La stampa, i mezzi di comunicazione, le scuole, potrebbero ben abituare i ragazzi e i cittadini a riconoscere dove si trovano gli ostacoli al moto naturale delle acque, che ci siano o no piogge intense; suggerirei al Ministero dell’ambiente di pubblicare al più presto l’elenco delle 4561 situazioni italiane ad elevato rischio idrogeologico, di far circolare tale elenco negli oltre duemila comuni interessati, in modo che non siano autorizzate altre costruzioni ed opere che possano frenare in futuro il moto delle acque. Quante, di tali situazioni a rischio si trovano nel Mezzogiorno, in Puglia, nel Molise, in Basilicata ? quante nel bacino dell’Ofanto, del Fortore, del Bradano ? quante si trovano in Calabria, in Campania ? e dove esattamente ?
Conosco bene l’obiezione ! Rispettare i vincoli imposti dalla natura (e perfino da alcune delle leggi italiane) significa impedire la costruzione di alberghi e quartieri e zone turistiche, significa spostare fabbriche e discariche di rifiuti, significa investire pubblico denaro per pulire il corso dei torrenti, dei fiumi e dei fossi, rimuovere tronchi e ostacoli; significa rimuovere gli argini artificiali.

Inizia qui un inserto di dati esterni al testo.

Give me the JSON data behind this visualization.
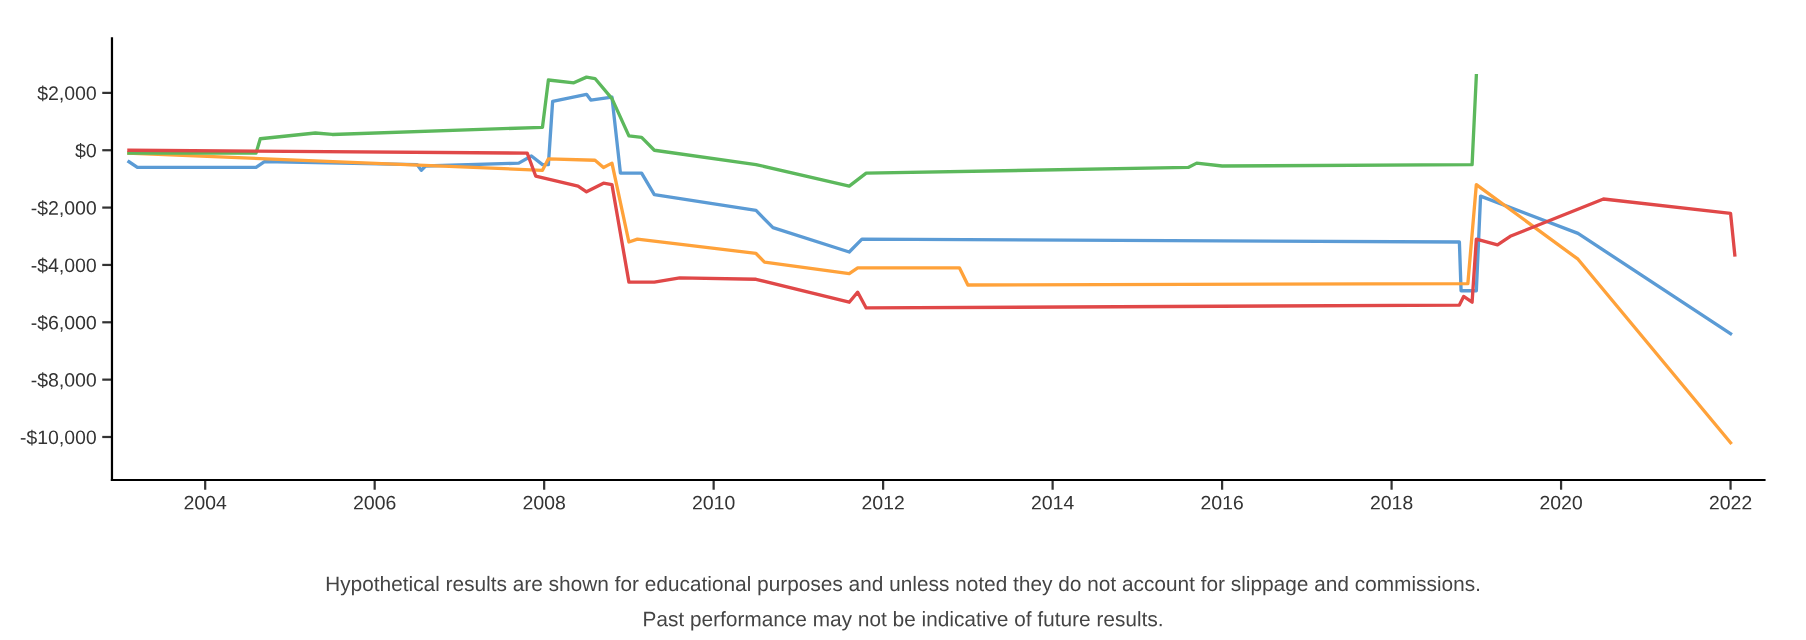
{
  "chart_data": {
    "type": "line",
    "series": [
      {
        "color": "#5b9bd5",
        "x": [
          2003.1,
          2003.2,
          2004.6,
          2004.7,
          2006.5,
          2006.55,
          2006.6,
          2007.7,
          2007.85,
          2007.98,
          2008.05,
          2008.1,
          2008.5,
          2008.55,
          2008.8,
          2008.9,
          2009.15,
          2009.3,
          2010.5,
          2010.7,
          2011.6,
          2011.75,
          2018.8,
          2018.82,
          2019.0,
          2019.05,
          2020.2,
          2022.0
        ],
        "values": [
          -400,
          -600,
          -600,
          -400,
          -500,
          -700,
          -550,
          -450,
          -200,
          -500,
          -500,
          1700,
          1950,
          1750,
          1850,
          -800,
          -800,
          -1550,
          -2100,
          -2700,
          -3550,
          -3100,
          -3200,
          -4900,
          -4900,
          -1600,
          -2900,
          -6400
        ]
      },
      {
        "color": "#ffa23a",
        "x": [
          2003.1,
          2007.98,
          2008.05,
          2008.6,
          2008.7,
          2008.8,
          2009.0,
          2009.1,
          2010.5,
          2010.6,
          2011.6,
          2011.7,
          2012.9,
          2013.0,
          2018.9,
          2019.0,
          2020.2,
          2022.0
        ],
        "values": [
          -100,
          -700,
          -300,
          -350,
          -600,
          -450,
          -3200,
          -3100,
          -3600,
          -3900,
          -4300,
          -4100,
          -4100,
          -4700,
          -4650,
          -1200,
          -3800,
          -10200
        ]
      },
      {
        "color": "#5cb85c",
        "x": [
          2003.1,
          2004.6,
          2004.65,
          2005.3,
          2005.5,
          2007.98,
          2008.05,
          2008.35,
          2008.5,
          2008.6,
          2008.8,
          2009.0,
          2009.15,
          2009.3,
          2010.5,
          2011.6,
          2011.8,
          2015.6,
          2015.7,
          2016.0,
          2018.95,
          2019.0
        ],
        "values": [
          -100,
          -100,
          400,
          600,
          550,
          800,
          2450,
          2350,
          2550,
          2500,
          1800,
          500,
          450,
          0,
          -500,
          -1250,
          -800,
          -600,
          -450,
          -550,
          -500,
          2600
        ]
      },
      {
        "color": "#e04848",
        "x": [
          2003.1,
          2007.8,
          2007.9,
          2008.4,
          2008.5,
          2008.7,
          2008.8,
          2009.0,
          2009.3,
          2009.6,
          2010.5,
          2011.6,
          2011.7,
          2011.8,
          2018.8,
          2018.85,
          2018.95,
          2019.0,
          2019.25,
          2019.4,
          2020.5,
          2022.0,
          2022.05
        ],
        "values": [
          0,
          -100,
          -900,
          -1250,
          -1450,
          -1150,
          -1200,
          -4600,
          -4600,
          -4450,
          -4500,
          -5300,
          -4950,
          -5500,
          -5400,
          -5100,
          -5300,
          -3100,
          -3300,
          -3000,
          -1700,
          -2200,
          -3650
        ]
      }
    ],
    "xlim": [
      2002.9,
      2022.4
    ],
    "xticks": [
      2004,
      2006,
      2008,
      2010,
      2012,
      2014,
      2016,
      2018,
      2020,
      2022
    ],
    "ylim": [
      -11500,
      3900
    ],
    "yticks": [
      {
        "value": 2000,
        "label": "$2,000"
      },
      {
        "value": 0,
        "label": "$0"
      },
      {
        "value": -2000,
        "label": "-$2,000"
      },
      {
        "value": -4000,
        "label": "-$4,000"
      },
      {
        "value": -6000,
        "label": "-$6,000"
      },
      {
        "value": -8000,
        "label": "-$8,000"
      },
      {
        "value": -10000,
        "label": "-$10,000"
      }
    ],
    "grid": false,
    "annotations": [
      "Hypothetical results are shown for educational purposes and unless noted they do not account for slippage and commissions.",
      "Past performance may not be indicative of future results."
    ]
  }
}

Significa dare soldi agli alluvionati alla condizione che i nuovi edifici non vengano ricostruiti dove erano prima, quando rappresentavano un ostacolo al moto delle acque.
Prevedere e prevenire significa accettare il dolorosissimo dovere e coraggio di “dire no” all’avidità delle speculazioni e agli interessi economici immediati privati, nel nome dell’interesse collettivo, nel nome del diritto alla vita, nel nome del futuro. Avremo un giorno dei governi, nazionali e locali, dotati di questo coraggio ? capaci di proporre all’Italia un “nuovo corso” economico basato sulla lotta all’erosione del suolo, sulla regolazione del corso dei fiumi, sulla difesa delle risorse idriche — come quello con cui Roosevelt, negli anni trenta del Novecento, fece uscire l’America dalla grande crisi?